*SUPREME COURT JUSTICES SUGGEST SUPPORT FOR ARIZONA VOTING CURBS
*SUPREME COURT FINISHES ARGUMENTS ON VOTING RIGHTS ACT
The US Supreme Court on Tuesday will hear arguments in two Republican-backed vote integrity laws in an Arizona case which could affect how the nation's lower courts resolve election disputes over ballot harvesting and casting ballots in the wrong precincts.
The case, for which virtual oral arguments will begin on Tuesday, will be a test of the Voting Rights Act - which the Supreme Court significantly pared back in 2013, according to NBC News.
Two Arizona laws are at issue in the virtual oral arguments before the justices. One requires election officials to reject ballots cast in the wrong precincts. The other concerns voting by mail and provides that only the voter, a family member or a caregiver can collect and deliver a completed ballot. -NBC News
"Prohibiting unlimited third-party ballot harvesting is a commonsense means of protecting the secret ballot," argued the state in court filings, while the out-of-precinct rule is designed to prevent people from voting multiple times.
Arizona officials and the state Republican Party are joined by 19 largely Republican-led states in Tuesday's case. The state is one of about 20 states which limits ballot collection - as existing law only allows a limited category of people to handle another person's completed ballot, such as family, caregivers, mail carriers and election officials - not community groups going door to door to harvest ballots, which Republicans argue provides an opportunity for voter fraud.
Arizona Democrats, meanwhile, say preventing ballot harvesting and switching polling locations is racist and disenfranchise minorities because the state has a history of switching polling locations more often in minority neighborhoods by encouraging mistakes.

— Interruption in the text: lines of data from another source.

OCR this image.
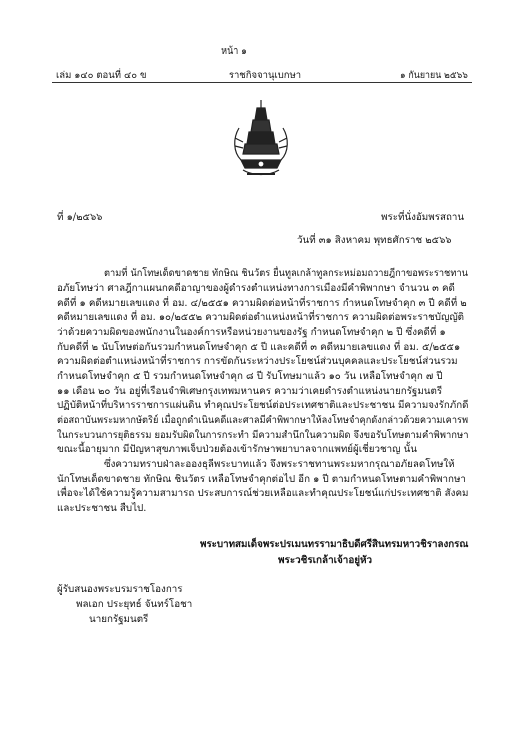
หน้า ๑
เล่ม ๑๔๐ ตอนที่ ๔๐ ข	ราชกิจจานุเบกษา	๑ กันยายน ๒๕๖๖
ที่ ๑/๒๕๖๖	พระที่นั่งอัมพรสถาน
วันที่ ๓๑ สิงหาคม พุทธศักราช ๒๕๖๖
ตามที่ นักโทษเด็ดขาดชาย ทักษิณ ชินวัตร ยื่นทูลเกล้าทูลกระหม่อมถวายฎีกาขอพระราชทาน
อภัยโทษว่า ศาลฎีกาแผนกคดีอาญาของผู้ดำรงตำแหน่งทางการเมืองมีคำพิพากษา จำนวน ๓ คดี
คดีที่ ๑ คดีหมายเลขแดง ที่ อม. ๔/๒๕๕๑ ความผิดต่อหน้าที่ราชการ กำหนดโทษจำคุก ๓ ปี คดีที่ ๒
คดีหมายเลขแดง ที่ อม. ๑๐/๒๕๕๒ ความผิดต่อตำแหน่งหน้าที่ราชการ ความผิดต่อพระราชบัญญัติ
ว่าด้วยความผิดของพนักงานในองค์การหรือหน่วยงานของรัฐ กำหนดโทษจำคุก ๒ ปี ซึ่งคดีที่ ๑
กับคดีที่ ๒ นับโทษต่อกันรวมกำหนดโทษจำคุก ๕ ปี และคดีที่ ๓ คดีหมายเลขแดง ที่ อม. ๕/๒๕๕๑
ความผิดต่อตำแหน่งหน้าที่ราชการ การขัดกันระหว่างประโยชน์ส่วนบุคคลและประโยชน์ส่วนรวม
กำหนดโทษจำคุก ๕ ปี รวมกำหนดโทษจำคุก ๘ ปี รับโทษมาแล้ว ๑๐ วัน เหลือโทษจำคุก ๗ ปี
๑๑ เดือน ๒๐ วัน อยู่ที่เรือนจำพิเศษกรุงเทพมหานคร ความว่าเคยดำรงตำแหน่งนายกรัฐมนตรี
ปฏิบัติหน้าที่บริหารราชการแผ่นดิน ทำคุณประโยชน์ต่อประเทศชาติและประชาชน มีความจงรักภักดี
ต่อสถาบันพระมหากษัตริย์ เมื่อถูกดำเนินคดีและศาลมีคำพิพากษาให้ลงโทษจำคุกดังกล่าวด้วยความเคารพ
ในกระบวนการยุติธรรม ยอมรับผิดในการกระทำ มีความสำนึกในความผิด จึงขอรับโทษตามคำพิพากษา
ขณะนี้อายุมาก มีปัญหาสุขภาพเจ็บป่วยต้องเข้ารักษาพยาบาลจากแพทย์ผู้เชี่ยวชาญ นั้น
ซึ่งความทราบฝ่าละอองธุลีพระบาทแล้ว จึงพระราชทานพระมหากรุณาอภัยลดโทษให้
นักโทษเด็ดขาดชาย ทักษิณ ชินวัตร เหลือโทษจำคุกต่อไป อีก ๑ ปี ตามกำหนดโทษตามคำพิพากษา
เพื่อจะได้ใช้ความรู้ความสามารถ ประสบการณ์ช่วยเหลือและทำคุณประโยชน์แก่ประเทศชาติ สังคม
และประชาชน สืบไป.
พระบาทสมเด็จพระปรเมนทรรามาธิบดีศรีสินทรมหาวชิราลงกรณ
พระวชิรเกล้าเจ้าอยู่หัว
ผู้รับสนองพระบรมราชโองการ
พลเอก ประยุทธ์ จันทร์โอชา
นายกรัฐมนตรี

"As a result, many voters — a disproportionate share of whom are minorities — have come to rely upon friends, neighbors, activists, and campaigns to collect and deliver their voted mail ballots," the DNC brief states. "Ballot-collection assistance is particularly crucial in the final days before an election when it is too late to return ballots by mail."
Democrats also argue that minorities move more often and are less likely to own homes, requiring them to change polling locations more often.